Does the use of the digital pins D22 - D53 as GPIO conflict with the simultaneous use of the Giga Display?

When using the display shield, are these pins reserved in such a way that using them for another purpose might cause damage?

According to the Giga's schematic, the pins in question are connected to the LTDC circuitry on the STM32, as can be seen on sheets 2 and 5.

Hi @shinekaze.

I understand that, but it is possible that the problem is caused by your code. If your sketch does not initialize the display memory, then it will contain random data, which results in something very much like what you described:

What can be very confusing is that the data is persistent while the display is powered, so if you uploaded a sketch that initialized the memory, then later changed it to a sketch that does not, it will appear that the new sketch is working perfectly until after you power cycle the board at some later time. So this makes it difficult to associate the the sketch code with the display problem.
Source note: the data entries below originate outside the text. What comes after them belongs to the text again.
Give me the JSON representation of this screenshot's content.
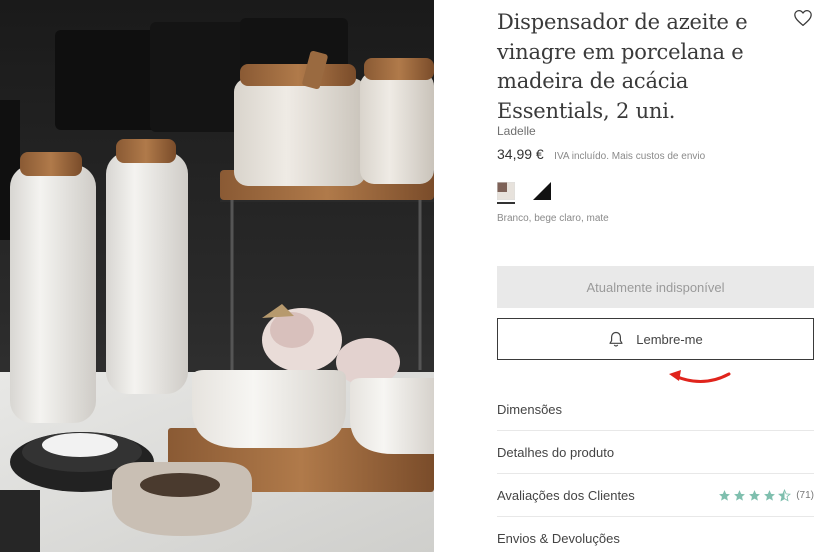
{
  "product": {
    "title": "Dispensador de azeite e vinagre em porcelana e madeira de acácia Essentials, 2 uni.",
    "brand": "Ladelle",
    "price": "34,99 €",
    "vat_note": "IVA incluído. Mais custos de envio",
    "color_name": "Branco, bege claro, mate",
    "swatches": [
      {
        "name": "white-beige-swatch",
        "colors": [
          "#e7e2dc",
          "#7e6258"
        ]
      },
      {
        "name": "black-white-swatch",
        "colors": [
          "#ffffff",
          "#111111"
        ]
      }
    ]
  },
  "actions": {
    "unavailable_label": "Atualmente indisponível",
    "remind_label": "Lembre-me"
  },
  "accordion": [
    {
      "label": "Dimensões"
    },
    {
      "label": "Detalhes do produto"
    },
    {
      "label": "Avaliações dos Clientes",
      "rating": 4.5,
      "reviews": "(71)"
    },
    {
      "label": "Envios & Devoluções"
    }
  ],
  "colors": {
    "star": "#7fbfae",
    "arrow": "#e0241c",
    "button_disabled_bg": "#e9e9e9"
  },
  "icons": [
    "heart-icon",
    "bell-icon",
    "star-icon",
    "arrow-annotation"
  ]
}
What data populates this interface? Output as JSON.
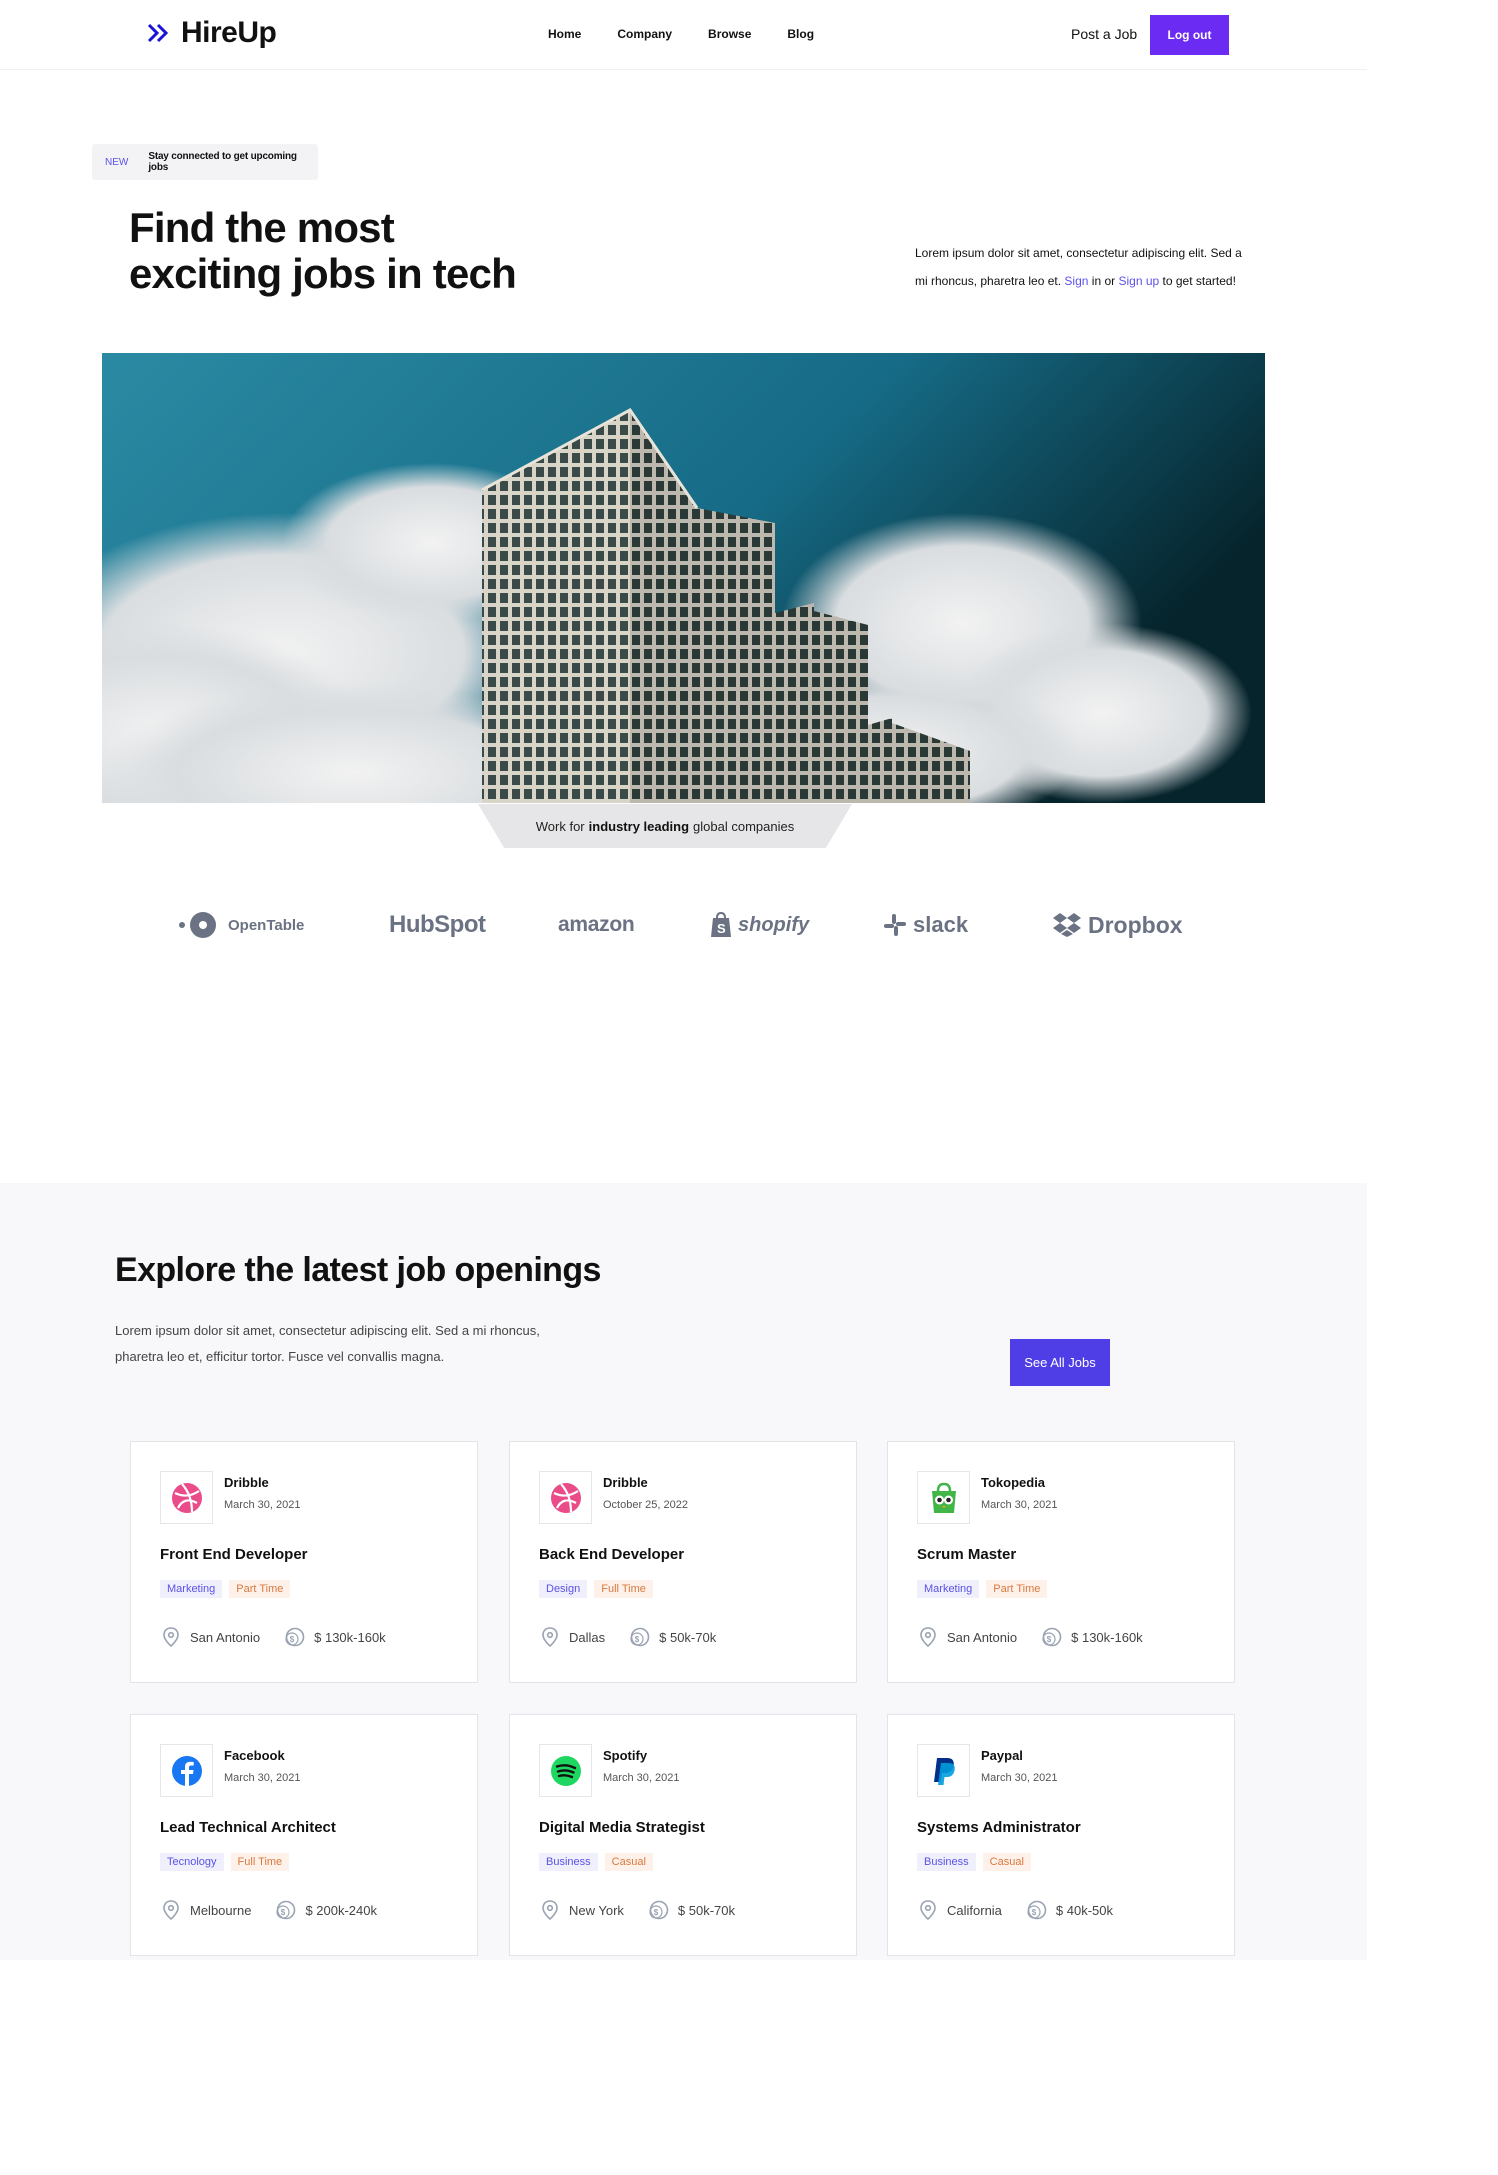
{
  "nav": {
    "brand": "HireUp",
    "links": [
      "Home",
      "Company",
      "Browse",
      "Blog"
    ],
    "post_job": "Post a Job",
    "logout": "Log out",
    "accent": "#6c2bf2"
  },
  "hero": {
    "badge_new": "NEW",
    "badge_text": "Stay connected to get upcoming jobs",
    "title_line1": "Find the most",
    "title_line2": "exciting jobs in tech",
    "desc_before": "Lorem ipsum dolor sit amet, consectetur adipiscing elit. Sed a mi rhoncus, pharetra leo et.",
    "sign_in": "Sign",
    "desc_mid1": "in or",
    "sign_up": "Sign up",
    "desc_after": "to get started!",
    "ribbon_before": "Work for",
    "ribbon_bold": "industry leading",
    "ribbon_after": "global companies"
  },
  "brands": [
    "OpenTable",
    "HubSpot",
    "amazon",
    "shopify",
    "slack",
    "Dropbox"
  ],
  "jobs": {
    "title": "Explore the latest job openings",
    "desc": "Lorem ipsum dolor sit amet, consectetur adipiscing elit. Sed a mi rhoncus, pharetra leo et, efficitur tortor. Fusce vel convallis magna.",
    "see_all": "See All Jobs",
    "cards": [
      {
        "company": "Dribble",
        "date": "March 30, 2021",
        "role": "Front End Developer",
        "category": "Marketing",
        "type": "Part Time",
        "location": "San Antonio",
        "salary": "$ 130k-160k",
        "icon": "dribbble-icon"
      },
      {
        "company": "Dribble",
        "date": "October 25, 2022",
        "role": "Back End Developer",
        "category": "Design",
        "type": "Full Time",
        "location": "Dallas",
        "salary": "$ 50k-70k",
        "icon": "dribbble-icon"
      },
      {
        "company": "Tokopedia",
        "date": "March 30, 2021",
        "role": "Scrum Master",
        "category": "Marketing",
        "type": "Part Time",
        "location": "San Antonio",
        "salary": "$ 130k-160k",
        "icon": "tokopedia-icon"
      },
      {
        "company": "Facebook",
        "date": "March 30, 2021",
        "role": "Lead Technical Architect",
        "category": "Tecnology",
        "type": "Full Time",
        "location": "Melbourne",
        "salary": "$ 200k-240k",
        "icon": "facebook-icon"
      },
      {
        "company": "Spotify",
        "date": "March 30, 2021",
        "role": "Digital Media Strategist",
        "category": "Business",
        "type": "Casual",
        "location": "New York",
        "salary": "$ 50k-70k",
        "icon": "spotify-icon"
      },
      {
        "company": "Paypal",
        "date": "March 30, 2021",
        "role": "Systems Administrator",
        "category": "Business",
        "type": "Casual",
        "location": "California",
        "salary": "$ 40k-50k",
        "icon": "paypal-icon"
      }
    ]
  }
}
Please upload this simple test sketch to the GIGA board:

#include <Arduino_GigaDisplay_GFX.h>

GigaDisplay_GFX display;

void setup() {
  display.fillScreen(0x0000);
  display.print("Hello, world!");
}

void loop() {}

The expected result is the text "Hello, world!" at the top left corner of the display, with the rest of the display pure black. Do you see that expected result, or do you still get the "green screen with black, jittery lines" instead?

Hi @ptillisch,

We did previously have the screen working for quite a while before it died. Talking with the student again after my initial post, it seems that it may be possible that he very briefly shorted VIN to GND while the giga was powered from USBC.

Before my initial post, I did test the board with a wide variety of example scripts, including the GFX examples. I also just tested the Arduino and display with the code you've provided. The giga has been completely removed from all other hardware, so at this point it's just the Giga and the display, connected and powered via USBC.

The broken giga still only displays the green screen with black lines. I opened a new giga and tested the same code and the same display. The new giga performed as expected, displaying a black screen with white text.

I will note that the smaller of the two black chips on the broken giga gets VERY hot, hot enough to burn your finger after only a second or two of contact. Possibly a short circuit.